Greenwood optimistically decided that if the injunction were granted, the public interest could still be served by the government drug regulator, the Therapeutic Goods Administration, investigating the claims made in the draft report.
However, the simple act of the company serving a writ prompted seven of the group's ten founders to bail out. With the remaining three members having spent over A$15,000 out of their own pockets unsuccessfully trying to fend off the injunction, the prospect of burning tens of thousands more on an appeal or a full trial was too much to contemplate.

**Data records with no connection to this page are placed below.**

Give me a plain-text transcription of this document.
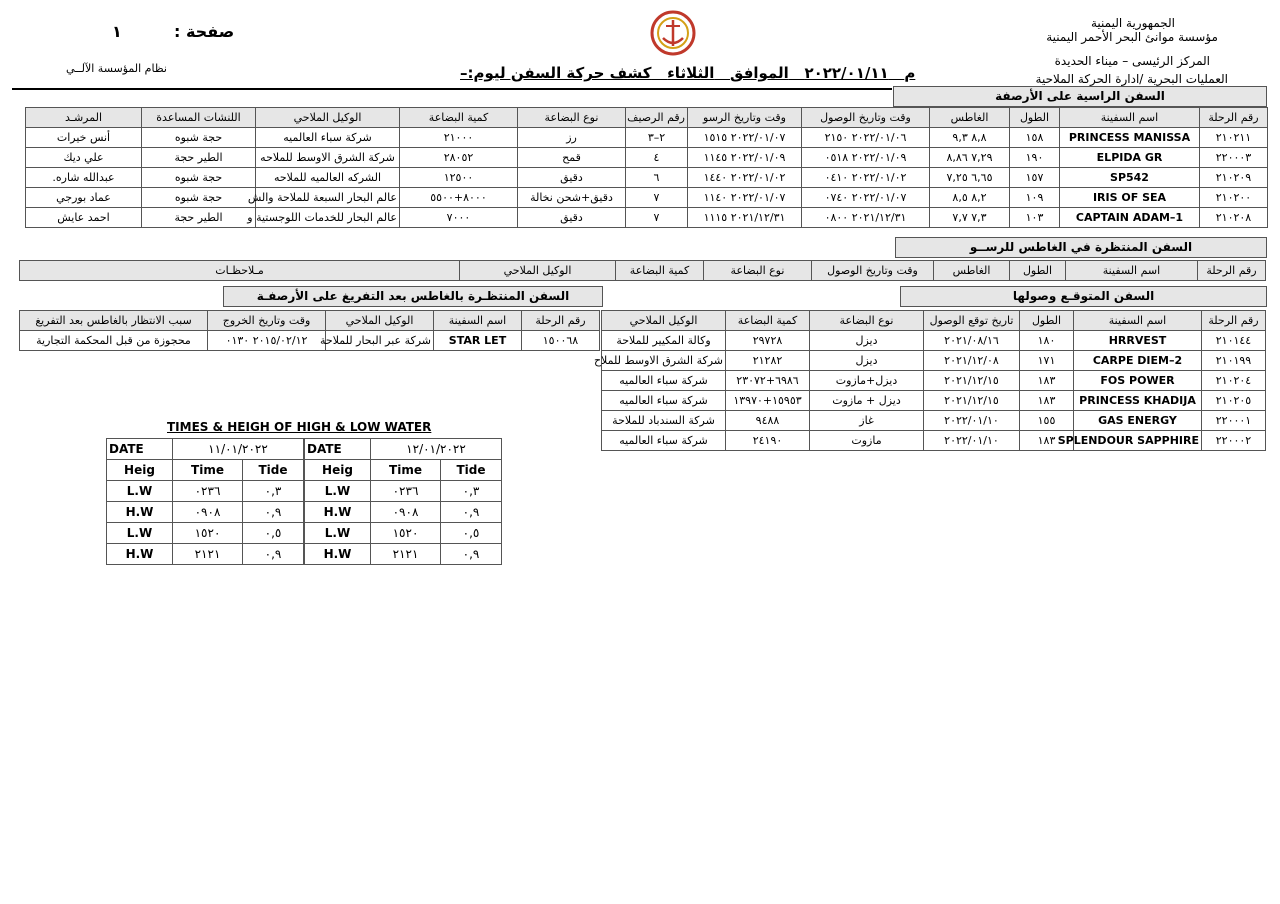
الجمهورية اليمنية
مؤسسة موانئ البحر الأحمر اليمنية
المركز الرئيسى – ميناء الحديدة
العمليات البحرية /ادارة الحركة الملاحية
١	صفحة :
نظام المؤسسة الآلــي	م   ٢٠٢٢/٠١/١١   الموافق   الثلاثاء   كشف حركة السفن ليوم:–
السفن الراسية على الأرصفة
رقم الرحلة	اسم السفينة	الطول	الغاطس	وقت وتاريخ الوصول	وقت وتاريخ الرسو	رقم الرصيف	نوع البضاعة	كمية البضاعة	الوكيل الملاحي	اللنشات المساعدة	المرشـد
٢١٠٢١١	PRINCESS MANISSA	١٥٨	٨,٨ ٩,٣	٢٠٢٢/٠١/٠٦ ٢١٥٠	٢٠٢٢/٠١/٠٧ ١٥١٥	٢–٣	رز	٢١٠٠٠	شركة سباء العالميه	حجة شبوه	أنس خيرات
٢٢٠٠٠٣	ELPIDA GR	١٩٠	٧,٢٩ ٨,٨٦	٢٠٢٢/٠١/٠٩ ٠٥١٨	٢٠٢٢/٠١/٠٩ ١١٤٥	٤	قمح	٢٨٠٥٢	شركة الشرق الاوسط للملاحه	الطير حجة	علي ديك
٢١٠٢٠٩	SP542	١٥٧	٦,٦٥ ٧,٢٥	٢٠٢٢/٠١/٠٢ ٠٤١٠	٢٠٢٢/٠١/٠٢ ١٤٤٠	٦	دقيق	١٢٥٠٠	الشركه العالميه للملاحه	حجة شبوه	عبدالله شاره.
٢١٠٢٠٠	IRIS OF SEA	١٠٩	٨,٢ ٨,٥	٢٠٢٢/٠١/٠٧ ٠٧٤٠	٢٠٢٢/٠١/٠٧ ١١٤٠	٧	دقيق+شحن نخالة	٨٠٠٠+٥٥٠٠	عالم البحار السبعة للملاحة والش	حجة شبوه	عماد بورجي
٢١٠٢٠٨	CAPTAIN ADAM–1	١٠٣	٧,٣ ٧,٧	٢٠٢١/١٢/٣١ ٠٨٠٠	٢٠٢١/١٢/٣١ ١١١٥	٧	دقيق	٧٠٠٠	عالم البحار للخدمات اللوجستية و	الطير حجة	احمد عايش
السفن المنتظرة في الغاطس للرســو
رقم الرحلة	اسم السفينة	الطول	الغاطس	وقت وتاريخ الوصول	نوع البضاعة	كمية البضاعة	الوكيل الملاحي	مـلاحظـات
السفن المتوقـع وصولها
رقم الرحلة	اسم السفينة	الطول	تاريخ توقع الوصول	نوع البضاعة	كمية البضاعة	الوكيل الملاحي
٢١٠١٤٤	HRRVEST	١٨٠	٢٠٢١/٠٨/١٦	ديزل	٢٩٧٢٨	وكالة المكيير للملاحة
٢١٠١٩٩	CARPE DIEM–2	١٧١	٢٠٢١/١٢/٠٨	ديزل	٢١٢٨٢	شركة الشرق الاوسط للملاح
٢١٠٢٠٤	FOS POWER	١٨٣	٢٠٢١/١٢/١٥	ديزل+مازوت	٦٩٨٦+٢٣٠٧٢	شركة سباء العالميه
٢١٠٢٠٥	PRINCESS KHADIJA	١٨٣	٢٠٢١/١٢/١٥	ديزل + مازوت	١٥٩٥٣+١٣٩٧٠	شركة سباء العالميه
٢٢٠٠٠١	GAS ENERGY	١٥٥	٢٠٢٢/٠١/١٠	غاز	٩٤٨٨	شركة السندباد للملاحة
٢٢٠٠٠٢	SPLENDOUR SAPPHIRE	١٨٣	٢٠٢٢/٠١/١٠	مازوت	٢٤١٩٠	شركة سباء العالميه
السفن المنتظـرة بالغاطس بعد التفريغ على الأرصفـة
رقم الرحلة	اسم السفينة	الوكيل الملاحي	وقت وتاريخ الخروج	سبب الانتظار بالغاطس بعد التفريغ
١٥٠٠٦٨	STAR LET	شركة عبر البحار للملاحة	٢٠١٥/٠٢/١٢ ٠١٣٠	محجوزة من قبل المحكمة التجارية
TIMES & HEIGH OF HIGH & LOW WATER
DATE	١١/٠١/٢٠٢٢	
Heig	Time	Tide
L.W	٠٢٣٦	٠,٣
H.W	٠٩٠٨	٠,٩
L.W	١٥٢٠	٠,٥
H.W	٢١٢١	٠,٩
DATE	١٢/٠١/٢٠٢٢	
Heig	Time	Tide
L.W	٠٢٣٦	٠,٣
H.W	٠٩٠٨	٠,٩
L.W	١٥٢٠	٠,٥
H.W	٢١٢١	٠,٩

Bowed and bloodied, the defendants have reluctantly proposed making the injunction permanent.
What Justice Greenwood appears not to have understood was that as long as the matter is before the courts, the Therapeutic Goods Administration are obliged to sit on the sidelines. A regulation - known as Regulation 42ZCAJ - specifically prevents the agency from investigating a complaint, "if a proceeding has begun in a court about the subject matter of the complaint and the proceeding has not been finally disposed of." The Complementary Healthcare Council of Australia, which administers the self-regulatory code for herbal product marketers, won't investigate either, as long as the legal case is active.
Stopping the SLAPP-Happy
The Tebonin case illustrates how the legal system can work to the advantage of deep-pocketed corporations and why legal reforms are necessary to protect public interest advocacy groups. A group of public health professionals, who were only doing what the government regulator failed to do in the first place, have been deterred from raising legitimate questions over drug promotions. Greenwood's injunction has had the effect of forcing public-spirited citizens to surrender their legal rights, simply to clear the way for a government regulator to investigate whether the companies marketing claims stack up or not.